这个过程远比单纯做技术原型复杂。靳展第一次需要编写正式的项目计划书(在靳寒给的模板上修改),规划每个阶段的时间节点和交付物;第一次需要管理一个小团队,分配任务,协调进度,解决分歧(比如在App界面风格上,他和李子轩有过激烈争论,最终在张一鸣的调和下达成一致);第一次需要严肃地考虑成本,记录每一笔支出,并思考如果未来要量产,哪些部分成本可以大幅下降(如开模替代打印),哪些是硬成本;第一次需要定义“产品需求”,不仅从技术角度,更从“用户”(猫咪和铲屎官)的角度思考,比如如何让安装更简单,如何让数据呈现更直观有用,如何设计预警机制才不至于让用户焦虑……

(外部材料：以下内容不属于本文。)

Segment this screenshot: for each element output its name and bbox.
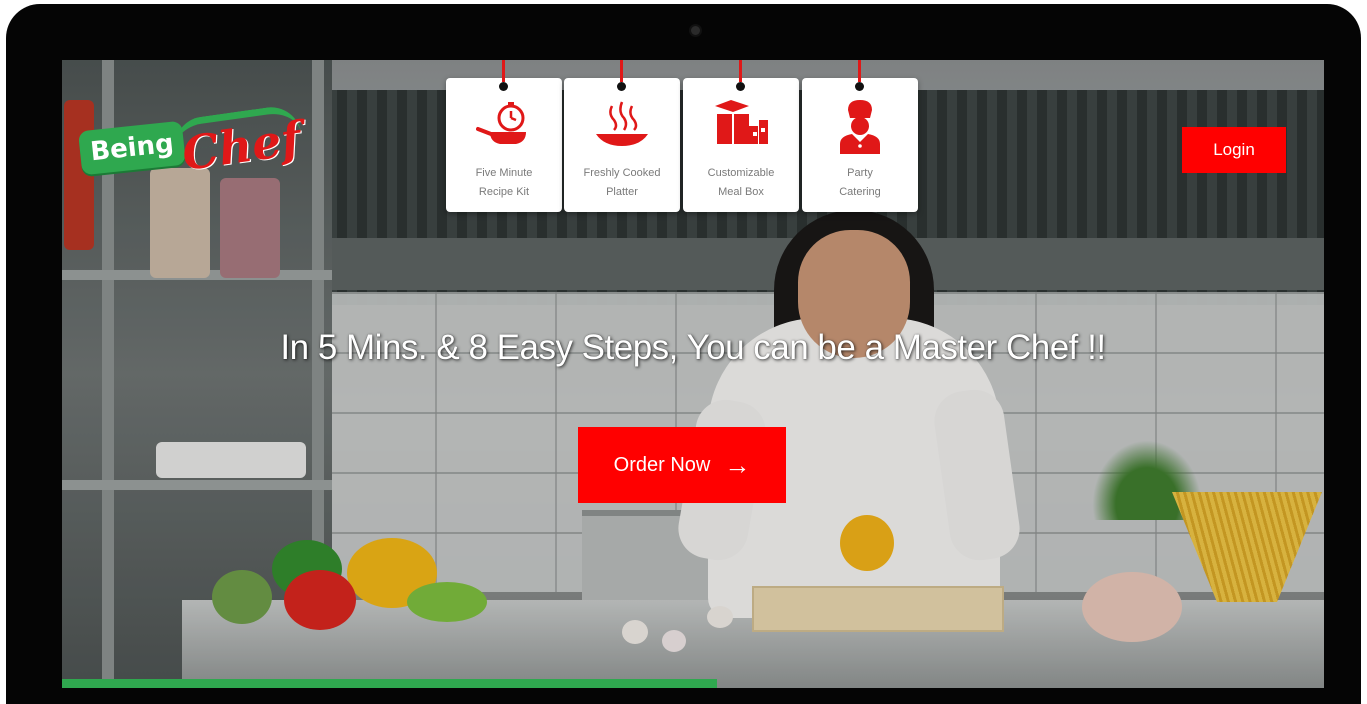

他遇到了无数困难:3D打印的壳体因为设计缺陷在安装时开裂,不得不重新设计加强筋;新选的传感器在特定猫砂环境下干扰严重,需要重新编写滤波算法;App在部分安卓机型上出现兼容性问题,debug到深夜;团队成员因为课业压力偶尔拖延,需要他督促协调。靳展展现出了超越年龄的责任感和韧性。他白天上课,晚上和周末几乎全部泡在他的“实验室”里,查资料、做实验、写代码、与队友线上会议。苏晚看着小儿子常常顶着一头乱发、眼中带着血丝却依然兴奋的样子,又是心疼又是骄傲。她悄悄改善伙食,确保营养,并提醒他注意休息。
靳寒则履行“顾问”职责,只在关键节点给予点拨。当靳展为成本优化头疼时,靳寒会引导他思考:“哪些功能是核心必选?哪些是锦上添花?能否找到功能相近但更便宜的替代方案?或者,通过设计简化来减少零件数量?”当团队因为界面设计争执时,靳寒会建议:“做个简单的A/B测试原型,找几个潜在用户(比如家里的保姆阿姨、邻居养猫的姐姐)试试,看哪个更直观。” 他从不直接给答案,而是引导靳展自己寻找解决方案,学习产品开发和项目管理中的基本方**。
三个月后,十套命名为“墨爪智能猫砂伴侣V0.9”(靳展坚持这是测试版)的工程样机,整整齐齐地摆在了靳家客厅的桌子上。它们拥有乳白色、圆润光滑的外壳,大小与普通猫砂盆底板相当,通过Wi-Fi连接,配备了一个设计简洁、操作流畅的App。每一套都经过了靳展严格的“老化测试”和“墨墨亲测”。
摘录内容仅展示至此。